= Mohsin Sheikh murder =

The Mohsin Sheikh murder was the lynching of Mohsin Shaikh in Pune on 2 June 2014. Communal tensions followed public awareness of derogatory photographs of Maratha king Shivaji and Shiv Sena founder Bal Thackeray uploaded to social media. Public buses were vandalized and arrests were made. The uploads were made through foreign proxy servers traced to sources in India. Home minister R R Patil said authorities know who uploaded the images and that Mohsin was innocent and died in the riots. The Government of Maharashtra announced compensation to his family. Before this, Nikhil Tikone of Kasba Peth was targeted by Hindus as a photo of him spread via whatsapp saying he was "Nihal Khan" during communal tensions. Muslims too attacked him believing that he was associated with RSS.

== Victim ==
Mohsin Mohammed Sadique Shaikh was an IT professional working as an IT manager for a private textile firm. He was attacked and killed while returning after prayer from Unnati Nagar. Police made arrests including the leader of Hindu Rashtra Sena (HRS), a Hindutva group, for their alleged role in the incident. In 2023, a court in Pune acquitted all members of Hindu Rashtra Sena accused of lynching of Mohsin Sheikh.

== Reaction ==
Dhananjay Jayram Desai, the founder president of Hindu Rashtra Sena (HRS) denied that his outfit had anything to do with the murder and said, "We understand that circulating derogatory pictures is a cyber crime but the problem cannot be solved by killing innocent persons.".

Rajya Sabha MP and Congress leader Hussain Dalwai on 1 July 2014 alleged that police officers investigating the Mohsin Shaikh murder case were trying to cover it up, and they should be dismissed. "The Chief Minister Prithviraj Chavan assured us that government will make the investigation into this unfortunate incident a priority. We were also told that the organisation behind this ghastly act and the people involved in spreading communal disharmony will be taught a lesson," he added.

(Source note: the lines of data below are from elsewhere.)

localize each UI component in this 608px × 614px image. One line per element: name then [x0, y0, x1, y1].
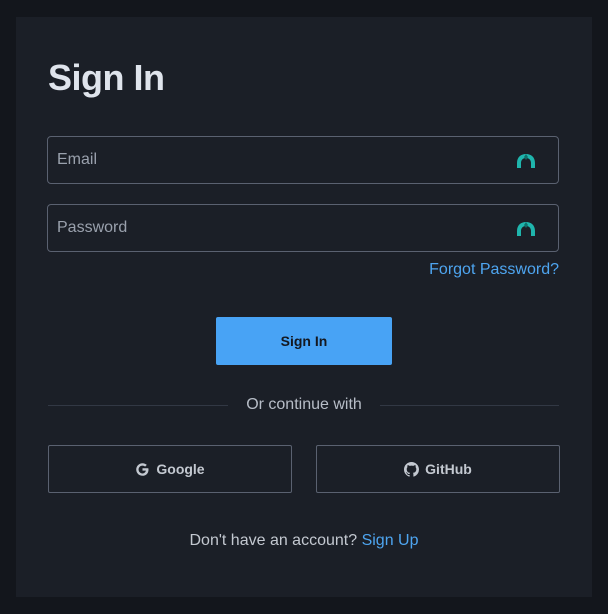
- sign-up-prompt: Don't have an account? Sign Up: [16, 532, 592, 550]
- password-field[interactable]: [48, 205, 558, 251]
- divider-label: Or continue with: [246, 396, 362, 413]
- google-icon: [136, 462, 149, 476]
- password-manager-icon[interactable]: [516, 221, 536, 237]
- divider-line-left: [48, 405, 228, 406]
- page-title: Sign In: [48, 57, 165, 98]
- google-button-label: Google: [156, 461, 205, 477]
- forgot-password-link[interactable]: Forgot Password?: [429, 261, 559, 279]
- sign-up-prompt-text: Don't have an account?: [189, 532, 358, 549]
- github-sign-in-button[interactable]: GitHub: [316, 445, 560, 493]
- email-field-container: [47, 136, 559, 184]
- sign-up-link[interactable]: Sign Up: [362, 532, 419, 549]
- sign-in-card: Sign In Forgot Password? Sign In Or cont…: [16, 17, 592, 597]
- password-manager-icon[interactable]: [516, 153, 536, 169]
- google-sign-in-button[interactable]: Google: [48, 445, 292, 493]
- divider-line-right: [380, 405, 559, 406]
- email-field[interactable]: [48, 137, 558, 183]
- password-field-container: [47, 204, 559, 252]
- github-icon: [404, 461, 420, 477]
- sign-in-button[interactable]: Sign In: [216, 317, 392, 365]
- github-button-label: GitHub: [425, 461, 472, 477]
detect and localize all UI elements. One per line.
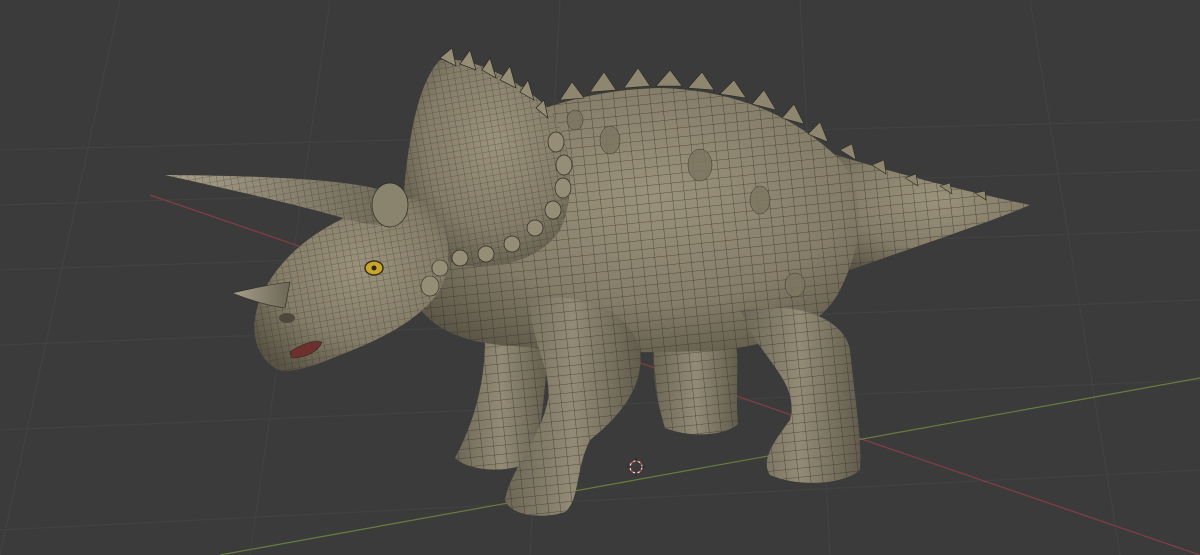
viewport-canvas[interactable] (0, 0, 1200, 555)
triceratops-mesh[interactable] (165, 47, 1030, 516)
nostril (279, 313, 295, 323)
3d-cursor-icon[interactable] (627, 458, 645, 476)
3d-viewport[interactable] (0, 0, 1200, 555)
brow-horn-base (371, 182, 409, 228)
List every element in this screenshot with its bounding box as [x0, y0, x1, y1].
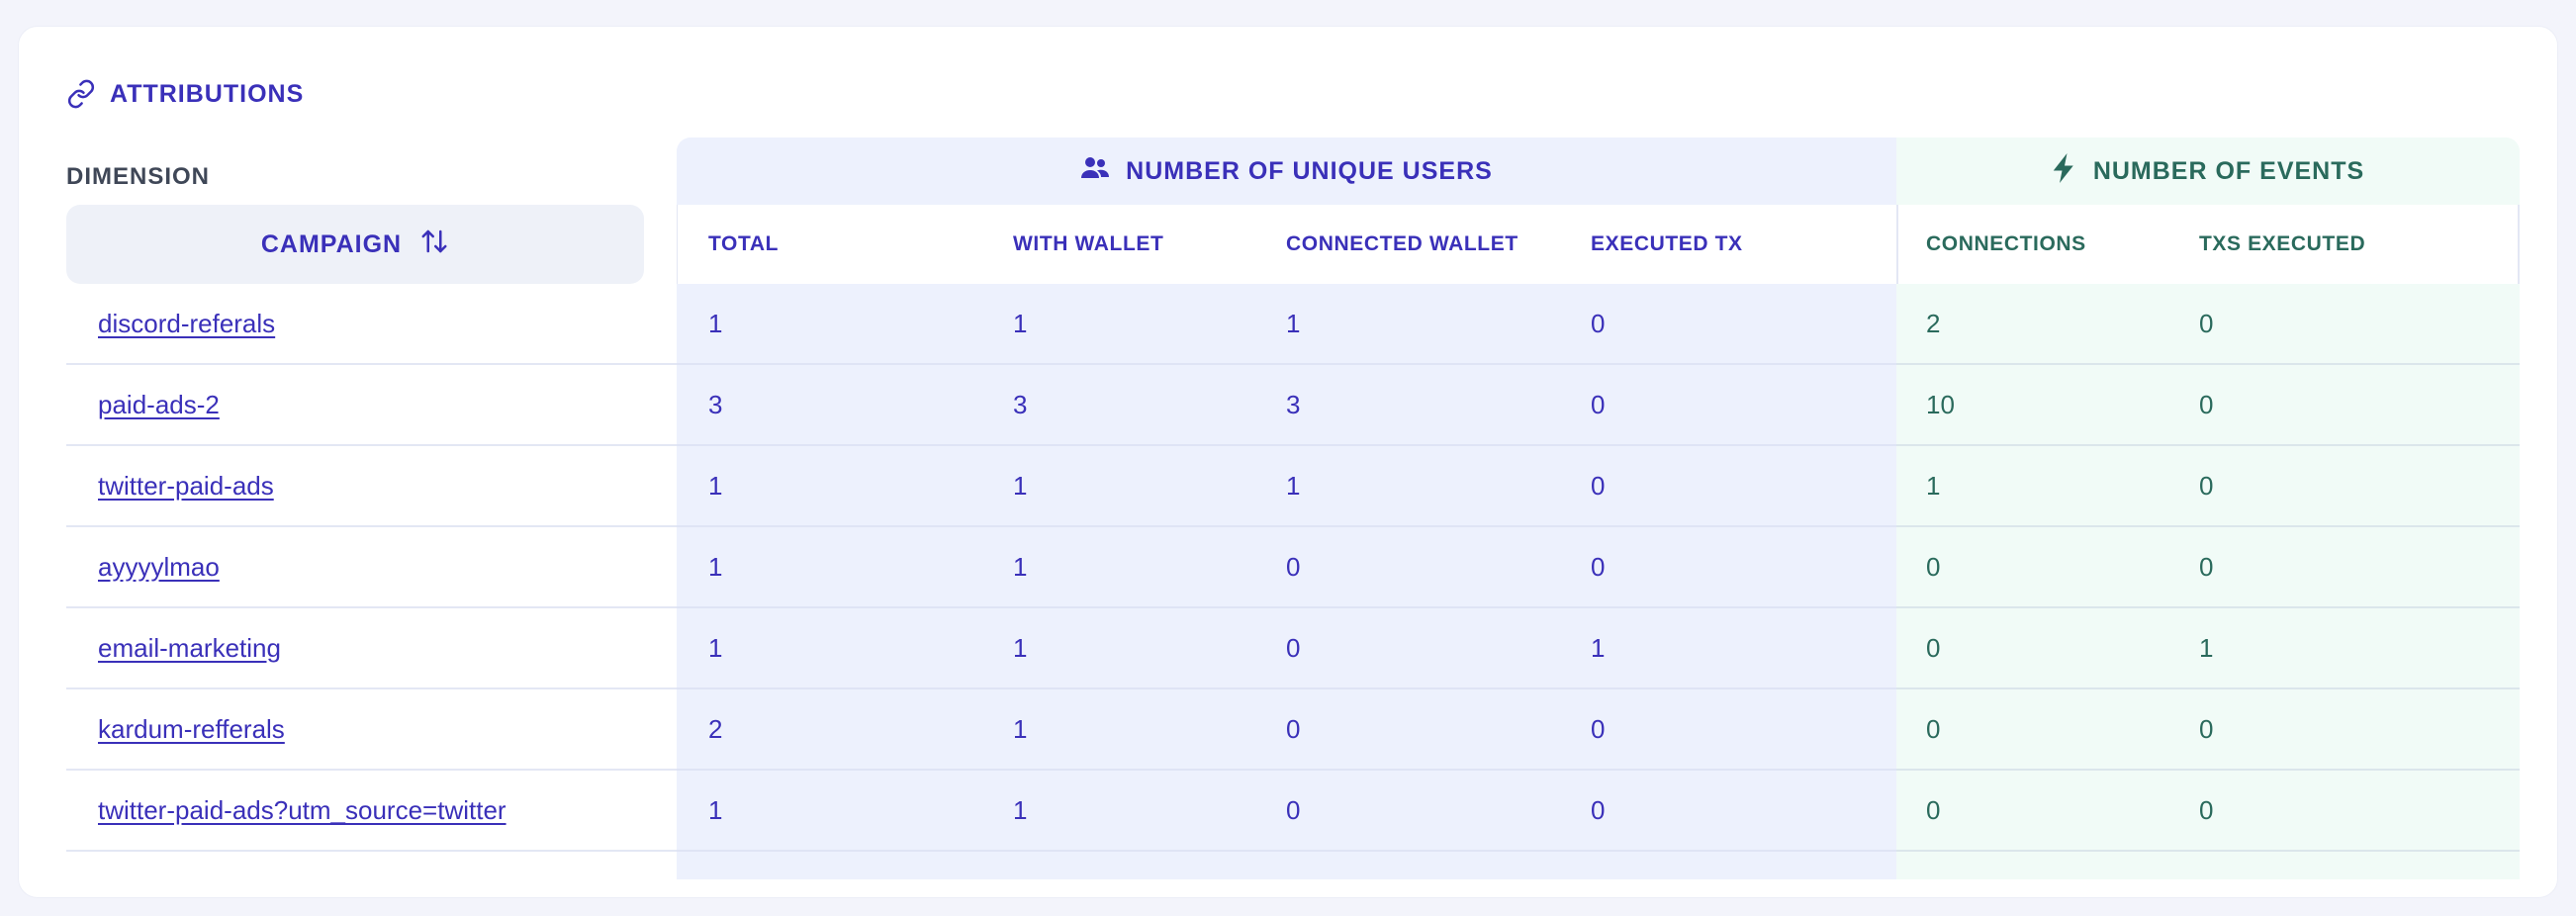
table-cell: 0: [1591, 713, 1606, 744]
table-cell: 1: [1013, 551, 1028, 582]
table-row: 1 1 0 1: [677, 608, 1896, 689]
table-cell: 10: [1926, 389, 1955, 419]
table-cell: 1: [708, 632, 723, 663]
col-connections: CONNECTIONS: [1926, 232, 2086, 255]
table-cell: 1: [708, 551, 723, 582]
table-cell: 0: [1926, 632, 1941, 663]
bolt-icon: [2052, 152, 2077, 190]
table-cell: 1: [2199, 632, 2214, 663]
card-title: ATTRIBUTIONS: [110, 79, 305, 108]
table-row: twitter-paid-ads: [66, 446, 680, 527]
table-row: 1 1 1 0: [677, 284, 1896, 365]
table-row: 20: [1896, 284, 2520, 365]
col-executed-tx: EXECUTED TX: [1591, 232, 1743, 255]
table-cell: 0: [1591, 470, 1606, 501]
table-cell: 0: [1591, 794, 1606, 825]
table-cell: 1: [708, 308, 723, 338]
table-cell: 0: [2199, 470, 2214, 501]
unique-users-header: NUMBER OF UNIQUE USERS: [677, 137, 1896, 205]
events-group: NUMBER OF EVENTS CONNECTIONS TXS EXECUTE…: [1896, 137, 2520, 879]
table-cell: 1: [1013, 794, 1028, 825]
table-row: 2 1 0 0: [677, 689, 1896, 771]
table-cell: 3: [1013, 389, 1028, 419]
unique-users-group: NUMBER OF UNIQUE USERS TOTAL WITH WALLET…: [677, 137, 1896, 879]
table-cell: 0: [1286, 632, 1301, 663]
campaign-link[interactable]: ayyyylmao: [98, 552, 220, 583]
table-cell: 1: [1591, 632, 1606, 663]
table-cell: 3: [1286, 389, 1301, 419]
table-cell: 0: [1286, 794, 1301, 825]
table-row: 3 3 3 0: [677, 365, 1896, 446]
campaign-link[interactable]: discord-referals: [98, 309, 275, 339]
sort-arrows-icon: [419, 227, 449, 263]
unique-users-label: NUMBER OF UNIQUE USERS: [1126, 156, 1493, 185]
table-cell: 0: [1926, 713, 1941, 744]
events-rows: 2 0 10 0 1 0 0 0 0 1 0 0 0 0: [1896, 284, 2520, 852]
table-cell: 1: [1926, 470, 1941, 501]
unique-users-subheader: TOTAL WITH WALLET CONNECTED WALLET EXECU…: [677, 205, 1896, 284]
campaign-link[interactable]: kardum-refferals: [98, 714, 285, 745]
campaign-sort-button[interactable]: CAMPAIGN: [66, 205, 644, 284]
events-subheader: CONNECTIONS TXS EXECUTED: [1896, 205, 2520, 284]
table-row: ayyyylmao: [66, 527, 680, 608]
table-cell: 1: [708, 470, 723, 501]
table-row: 10 0: [1896, 365, 2520, 446]
campaign-link[interactable]: twitter-paid-ads: [98, 471, 274, 502]
campaign-link[interactable]: twitter-paid-ads?utm_source=twitter: [98, 795, 506, 826]
table-cell: 0: [1591, 308, 1606, 338]
table-cell: 0: [1286, 713, 1301, 744]
table-cell: 0: [2199, 794, 2214, 825]
users-icon: [1080, 155, 1110, 188]
campaign-sort-label: CAMPAIGN: [260, 229, 403, 258]
table-cell: 1: [1013, 308, 1028, 338]
table-cell: 1: [1013, 470, 1028, 501]
table-row: 00: [1896, 771, 2520, 852]
col-txs-executed: TXS EXECUTED: [2199, 232, 2366, 255]
table-cell: 0: [2199, 713, 2214, 744]
table-row: kardum-refferals: [66, 689, 680, 771]
table-cell: 0: [1926, 551, 1941, 582]
table-row: 1 1 1 0: [677, 446, 1896, 527]
table-cell: 2: [1926, 308, 1941, 338]
dimension-label: DIMENSION: [66, 163, 211, 190]
table-row: twitter-paid-ads?utm_source=twitter: [66, 771, 680, 852]
link-icon: [66, 79, 96, 109]
table-row: 10: [1896, 446, 2520, 527]
table-row: 01: [1896, 608, 2520, 689]
table-cell: 3: [708, 389, 723, 419]
unique-users-rows: 1 1 1 0 3 3 3 0 1 1 1 0 1 1 0 0 1 1 0 1 2 1 0 0 1 1 0 0: [677, 284, 1896, 852]
card-header: ATTRIBUTIONS: [66, 74, 304, 114]
table-row: email-marketing: [66, 608, 680, 689]
col-total: TOTAL: [708, 232, 780, 255]
table-cell: 0: [2199, 308, 2214, 338]
table-row: 1 1 0 0: [677, 771, 1896, 852]
table-cell: 1: [1286, 470, 1301, 501]
table-cell: 0: [1286, 551, 1301, 582]
table-cell: 0: [1591, 551, 1606, 582]
table-row: paid-ads-2: [66, 365, 680, 446]
events-label: NUMBER OF EVENTS: [2092, 156, 2365, 185]
table-cell: 1: [1286, 308, 1301, 338]
attributions-card: ATTRIBUTIONS DIMENSION CAMPAIGN discord-…: [18, 26, 2558, 898]
dimension-rows: discord-referals paid-ads-2 twitter-paid-a…: [66, 284, 680, 852]
table-cell: 0: [2199, 551, 2214, 582]
table-cell: 1: [1013, 632, 1028, 663]
table-cell: 1: [708, 794, 723, 825]
campaign-link[interactable]: email-marketing: [98, 633, 281, 664]
table-cell: 0: [1591, 389, 1606, 419]
table-cell: 0: [2199, 389, 2214, 419]
table-row: discord-referals: [66, 284, 680, 365]
col-connected-wallet: CONNECTED WALLET: [1286, 232, 1518, 255]
table-row: 00: [1896, 527, 2520, 608]
col-with-wallet: WITH WALLET: [1013, 232, 1164, 255]
table-row: 00: [1896, 689, 2520, 771]
campaign-link[interactable]: paid-ads-2: [98, 390, 220, 420]
events-header: NUMBER OF EVENTS: [1896, 137, 2520, 205]
table-row: 1 1 0 0: [677, 527, 1896, 608]
table-cell: 2: [708, 713, 723, 744]
table-cell: 1: [1013, 713, 1028, 744]
table-cell: 0: [1926, 794, 1941, 825]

== False accusations on Desai ==
In March 2015 the Bombay high court denied bail to Desai, maintaining that the prosecution had rightly stated that Desai had instigated the unrest to satisfy his vendetta against a community. The judge noted most of the rioters were young men. The High Court maintained that a witness' claim that a plan had been hatched to attack members of a community as directed by Desai was sufficient to deny bail. Desai was granted bail on 17 January 2019. He and all other accused in lynching of Sheikh were ultimately acquitted in 2023. He accused that government falsely arrested him because of political vendetta against him.